You're reading: Special investigations office in danger of losing control over Yanukovych corruption cases

Thousands of investigations into grand corruption committed under the reign of exiled former President Viktor Yanukovych are in danger of being transferred away from the prosecutors investigating them, if a procedural change is not enacted by Nov. 20.

If the deadline is missed, the National Anti-corruption Bureau of Ukraine, or NABU, would take on responsibility for more than 3,500 corruption cases from the era of former Ukrainian President Viktor Yanukovych.

When the law to set up the NABU was passed, the Prosecutor General’s Office was given only temporary authority to investigate corruption cases that fall under the jurisdiction of the NABU. That period of authority runs out on Nov. 20.

Prosecutors speculate that the move might be a battle in the ongoing war between the pro-presidential leadership of the Prosecutor General’s Office and the independent NABU.

“This is an intentional act to flood the NABU with cases and to stop there being any results (in cases of) the former administration’s embezzlement,” said the Prosecutor General’s Office Special Investigations Department Chief Serhiy Gorbatyuk.

Gorbatyuk’s office is investigating the murders of more than 100 protestors during the 2014 EuroMaidan revolution, and has jurisdiction over grand corruption cases from the Yanukovych period. But absent any legislative change, their jurisdiction over the financial cases ends on Nov. 20.

Yanukovych cases

Prosecutors from the Special Investigations Department told the Kyiv Post that, due to a legal change, the unit’s corruption probes would indeed be transferred to the NABU on Nov. 20.

NABU’s press office confirmed the move in a statement saying that the transfer would “lead to the collapse of the work of the NABU and other pretrial investigative organs, and will paralyze the Ukrainian justice system.”

“Transferring such a quantity of cases to the NABU, which has a staff of around 200 detectives, will stop all current investigations by the bureau on top-corrupt officials,” the NABU added in its own statement issued on Nov. 15.

Gorbatyuk echoed that statement, saying that it would “interrupt the investigations and inundate the NABU.”

The legislation, in its unchanged format, will also deprive Gorbatyuk’s office of the ability to open new cases.

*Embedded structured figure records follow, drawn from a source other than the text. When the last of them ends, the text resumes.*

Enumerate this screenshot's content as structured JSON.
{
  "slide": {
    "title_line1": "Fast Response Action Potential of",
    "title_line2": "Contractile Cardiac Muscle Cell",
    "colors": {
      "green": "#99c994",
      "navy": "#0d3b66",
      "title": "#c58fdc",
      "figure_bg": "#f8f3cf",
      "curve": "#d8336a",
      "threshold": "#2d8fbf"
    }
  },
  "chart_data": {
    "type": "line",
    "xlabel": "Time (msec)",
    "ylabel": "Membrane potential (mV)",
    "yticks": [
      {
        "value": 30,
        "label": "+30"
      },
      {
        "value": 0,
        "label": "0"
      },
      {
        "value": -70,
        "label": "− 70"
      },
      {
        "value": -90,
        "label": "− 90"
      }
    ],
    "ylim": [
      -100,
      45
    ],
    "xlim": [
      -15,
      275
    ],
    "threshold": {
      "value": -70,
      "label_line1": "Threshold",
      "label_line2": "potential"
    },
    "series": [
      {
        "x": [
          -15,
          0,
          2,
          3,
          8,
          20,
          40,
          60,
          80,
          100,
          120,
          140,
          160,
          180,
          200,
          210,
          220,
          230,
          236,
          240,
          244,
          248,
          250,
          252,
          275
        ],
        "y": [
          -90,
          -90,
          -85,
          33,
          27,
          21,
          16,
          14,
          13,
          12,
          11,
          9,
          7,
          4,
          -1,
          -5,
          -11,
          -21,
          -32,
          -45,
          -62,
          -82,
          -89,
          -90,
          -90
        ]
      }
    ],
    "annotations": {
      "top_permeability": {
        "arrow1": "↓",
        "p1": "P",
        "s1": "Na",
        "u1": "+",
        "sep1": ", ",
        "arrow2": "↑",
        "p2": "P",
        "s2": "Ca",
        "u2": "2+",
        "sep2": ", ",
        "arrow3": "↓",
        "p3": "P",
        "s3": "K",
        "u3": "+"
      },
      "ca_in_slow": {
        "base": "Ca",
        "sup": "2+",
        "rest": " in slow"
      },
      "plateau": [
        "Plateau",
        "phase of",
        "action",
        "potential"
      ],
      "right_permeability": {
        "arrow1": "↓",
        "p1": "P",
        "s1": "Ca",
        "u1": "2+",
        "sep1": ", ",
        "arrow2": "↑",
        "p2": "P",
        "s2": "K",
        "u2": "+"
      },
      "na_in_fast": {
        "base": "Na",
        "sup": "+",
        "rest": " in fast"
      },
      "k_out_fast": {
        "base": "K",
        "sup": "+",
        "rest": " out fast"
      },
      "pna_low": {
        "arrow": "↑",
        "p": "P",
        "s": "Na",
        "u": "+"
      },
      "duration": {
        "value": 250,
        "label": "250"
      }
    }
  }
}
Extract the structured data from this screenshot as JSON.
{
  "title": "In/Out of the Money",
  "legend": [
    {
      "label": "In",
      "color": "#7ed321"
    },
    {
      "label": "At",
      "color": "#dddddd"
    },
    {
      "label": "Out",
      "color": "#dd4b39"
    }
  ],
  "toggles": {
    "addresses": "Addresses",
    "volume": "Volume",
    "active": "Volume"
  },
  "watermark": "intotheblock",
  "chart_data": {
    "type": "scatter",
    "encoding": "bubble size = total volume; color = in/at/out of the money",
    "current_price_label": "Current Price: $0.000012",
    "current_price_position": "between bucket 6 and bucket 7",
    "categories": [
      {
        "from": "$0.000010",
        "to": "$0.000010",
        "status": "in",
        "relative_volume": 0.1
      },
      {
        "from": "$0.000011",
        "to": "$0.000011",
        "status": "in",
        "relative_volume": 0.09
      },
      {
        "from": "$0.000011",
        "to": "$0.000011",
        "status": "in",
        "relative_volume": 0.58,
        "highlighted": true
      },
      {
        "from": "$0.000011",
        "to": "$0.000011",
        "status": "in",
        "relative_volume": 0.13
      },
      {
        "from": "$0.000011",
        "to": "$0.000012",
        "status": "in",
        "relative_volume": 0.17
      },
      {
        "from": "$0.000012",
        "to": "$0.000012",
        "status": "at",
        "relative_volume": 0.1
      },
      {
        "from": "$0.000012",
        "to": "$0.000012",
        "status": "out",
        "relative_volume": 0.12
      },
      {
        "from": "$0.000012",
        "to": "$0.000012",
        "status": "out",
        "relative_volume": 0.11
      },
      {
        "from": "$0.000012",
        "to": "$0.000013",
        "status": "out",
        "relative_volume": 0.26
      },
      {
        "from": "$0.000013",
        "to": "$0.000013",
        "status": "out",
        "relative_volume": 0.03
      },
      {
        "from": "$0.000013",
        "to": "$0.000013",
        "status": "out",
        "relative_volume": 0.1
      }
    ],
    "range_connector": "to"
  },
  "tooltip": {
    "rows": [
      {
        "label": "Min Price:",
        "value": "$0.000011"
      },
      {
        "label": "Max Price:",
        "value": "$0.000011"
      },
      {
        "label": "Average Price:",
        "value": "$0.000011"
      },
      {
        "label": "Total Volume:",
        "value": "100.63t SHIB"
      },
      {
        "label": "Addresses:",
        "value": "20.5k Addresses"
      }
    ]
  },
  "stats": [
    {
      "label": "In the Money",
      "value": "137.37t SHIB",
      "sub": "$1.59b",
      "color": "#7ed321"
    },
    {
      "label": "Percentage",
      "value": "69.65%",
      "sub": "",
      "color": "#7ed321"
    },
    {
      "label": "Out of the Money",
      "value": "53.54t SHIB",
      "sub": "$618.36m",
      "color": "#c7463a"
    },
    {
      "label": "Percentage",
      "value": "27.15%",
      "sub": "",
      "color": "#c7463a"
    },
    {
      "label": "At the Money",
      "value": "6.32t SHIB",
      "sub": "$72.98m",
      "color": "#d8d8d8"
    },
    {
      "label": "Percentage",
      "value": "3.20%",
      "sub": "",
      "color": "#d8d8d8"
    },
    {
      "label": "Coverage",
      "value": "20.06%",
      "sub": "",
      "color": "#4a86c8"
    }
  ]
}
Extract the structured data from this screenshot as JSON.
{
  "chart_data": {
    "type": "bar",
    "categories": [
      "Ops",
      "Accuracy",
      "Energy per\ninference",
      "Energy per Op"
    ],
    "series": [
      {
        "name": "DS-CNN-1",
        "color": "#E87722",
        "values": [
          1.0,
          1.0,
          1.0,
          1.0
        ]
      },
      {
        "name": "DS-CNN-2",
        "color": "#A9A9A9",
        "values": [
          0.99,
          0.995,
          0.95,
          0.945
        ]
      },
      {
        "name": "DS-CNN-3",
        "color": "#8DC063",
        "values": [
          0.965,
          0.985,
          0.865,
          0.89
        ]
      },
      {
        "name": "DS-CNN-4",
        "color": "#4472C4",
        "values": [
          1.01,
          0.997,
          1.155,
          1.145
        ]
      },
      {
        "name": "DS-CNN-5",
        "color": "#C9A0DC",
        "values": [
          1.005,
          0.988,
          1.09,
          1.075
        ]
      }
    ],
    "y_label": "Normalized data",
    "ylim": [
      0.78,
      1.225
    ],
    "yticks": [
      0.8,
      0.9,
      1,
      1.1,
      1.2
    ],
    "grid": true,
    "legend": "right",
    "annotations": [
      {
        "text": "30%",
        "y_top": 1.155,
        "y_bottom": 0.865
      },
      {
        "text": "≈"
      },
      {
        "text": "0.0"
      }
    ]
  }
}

“The law forbids them from starting new investigations,” said Andrii Slyusar, a project manager at Transparency International-Ukraine. “Instead, that function will go to the State Investigations Bureau.”

Fraud or ineptitude?

Samopomich MP Olena Sotnyk submitted to parliament an amendment to the Code of Administrative Legal Proceedings of Ukraine in October to stop the transfer of the cases.

Sotnyk’s amendment was approved by the Rada, but she told the Kyiv Post that it had led to a bizarre scenario in which government officials may have altered the wording of the law at the last minute to allow the cases to be transferred.

“We don’t know what wording will be in the code,” Sotnyk said, adding that she did not know if Poroshenko had signed the law at all, or if it included the amendment as she had submitted it, and as it had been approved by the Rada.

According to Daria Kaleniuk, head of the Anti-Corruption Action Center, suspicions arose after “documents were sent by the Presidential Administration to ten ministers in Ukraine which showed that a certain clause was not included in the amendment.”

The law with Sotnyk’s amendment – No. 6232 – passed parliament on Oct. 3, and was sent to Poroshenko’s desk on Oct. 30 for signing. As of this publication, it is not clear if he signed it or which version of the law was signed.

Sotnyk said that the version that was voted on prevents the transfer of Gorbatyuk’s caseload.

“If my amendment wasn’t lost – if there was no fraud – it will mean that the new legislation will regulate this issue,” she said. “It will mean that the criminal investigations on Yanukovych, Azarov, and others will stay in the GPO until they are finalized and sent to court.”